El-Antari stated that the mismanagement of Egypt's economy for the past 30 years has been weakening it, and that if the government continues to withdraw from the foreign reserves, the situation will soon become catastrophic.
Some experts say that SCAF will not let the international reserves reach $15 billion because they understand the critical situation the economy will be in then. Already this week, SCAF pumped $1 billion out of its own pocket to the Central Bank of Egypt.
"I suspect the reason the military announced that the reserves will drop may be to prepare Egyptians and the markets for an announcement of moves, perhaps unpalatable to some, that will address the issue," said Mike Millar, regional director of research at Naeem Brokerage. He explained that the moves might include the acceptance of a loan from the International Monetary Fund (IMF) and further support from other international organisations with all the conditions attached.
The Egyptian government rejected a $3.2 billion loan from IMF in May after months of negotiations due to public opinion that denounced the role of IMF during the rule of Mubarak. Talks with IMF about the loan were renewed recently through former minister of finance, Hazem El-Beblawy, but he was replaced by Momtaz El-Said this week who said in a press statement that it is too early to know the fate of this loan.
Major General Mahmoud Nasr had told a press conference late last week that SCAF had refused financial aid offers from the Gulf and other foreign countries because of the political conditions attached.
Notwithstanding, Millar believes that the Egyptian government has still got "a little bit of room" for manoeuvre, but if the reserves approach the $15 billion level, more radical actions will be required if the government wants to be able to engineer a controlled depreciation of the pound in early 2012. Millar also stated that $15 billion can cover Egypt's imports for three months only, which is generally internationally recognised as a safe minimum.
"Although foreign reserves have fallen to $20.1 billion, they have not reached a critical level just yet, with still around four months import cover," Millar pointed out.
Salama El-Khouli, an economic expert at NBE, agrees that the situation is not yet critical. "The announcement made by the military official was more of a warning than reflecting an actual crisis," El-Khouli said, adding that the military is trying to convey an indirect message to the people that the economy has reached a critical line and that full force production is the only solution.
El-Khouli noted that the CBE's continued intervention to support the pound against the dollar in the local market contributes to the drop in reserves. The pound was being sold until Tuesday at LE6.03 against the dollar, its lowest value since 2005.
"It is important to keep the reserves at a high level because it gives a sense of comfort to both foreign and local investors," El-Khouli stressed.
To avoid foreign borrowing, the government has been borrowing heavily from the domestic market, pushing yields to unprecedented heights of around 14 per cent.

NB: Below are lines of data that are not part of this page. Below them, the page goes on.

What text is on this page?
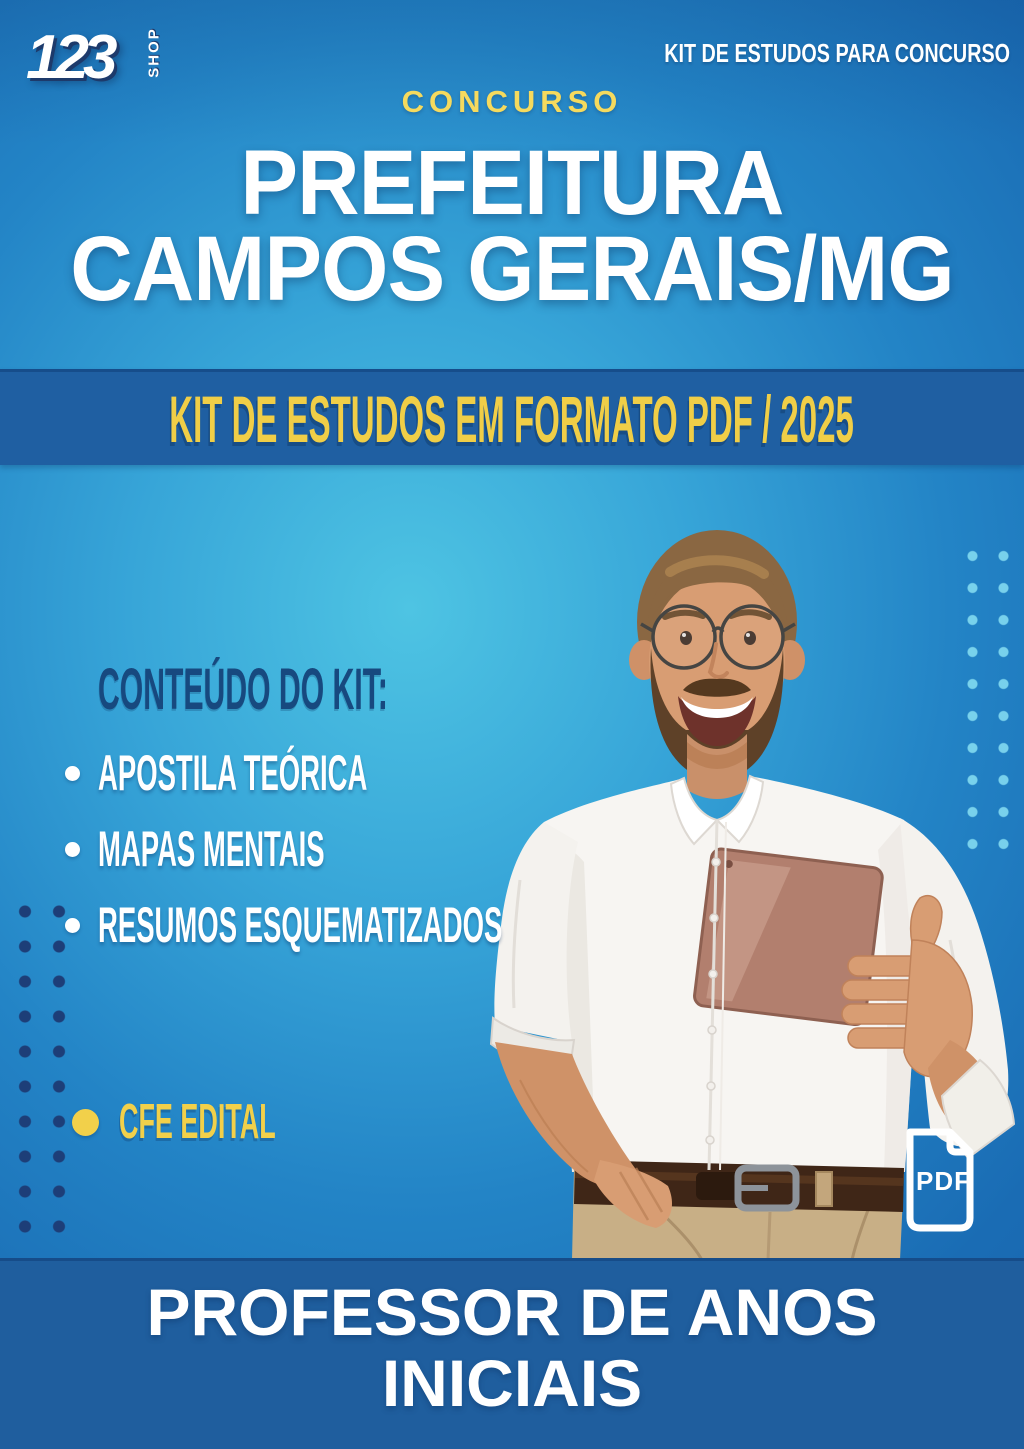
123 SHOP	KIT DE ESTUDOS PARA CONCURSO
CONCURSO
PREFEITURA
CAMPOS GERAIS/MG
KIT DE ESTUDOS EM FORMATO PDF / 2025
CONTEÚDO DO KIT:
APOSTILA TEÓRICA
MAPAS MENTAIS
RESUMOS ESQUEMATIZADOS
CFE EDITAL
PDF
PROFESSOR DE ANOS
INICIAIS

The financing is needed to cover a gaping budget deficit in the 2011/12 budget. Nasr had said the deficit was actually set to climb from original forecasts of around nine per cent of GDP, equalling LE134 billion, to LE167 billion, around 11 per cent of GDP.
To avoid the crisis of the dropping reserves, El-Antari stressed that restoring full security on the streets as well as attaining full-capacity production are the most important options because only then will tourism and other vital sectors return to their normal levels and foreign currency starts flowing in again. "Accepting foreign loans should be our last resort," she believes.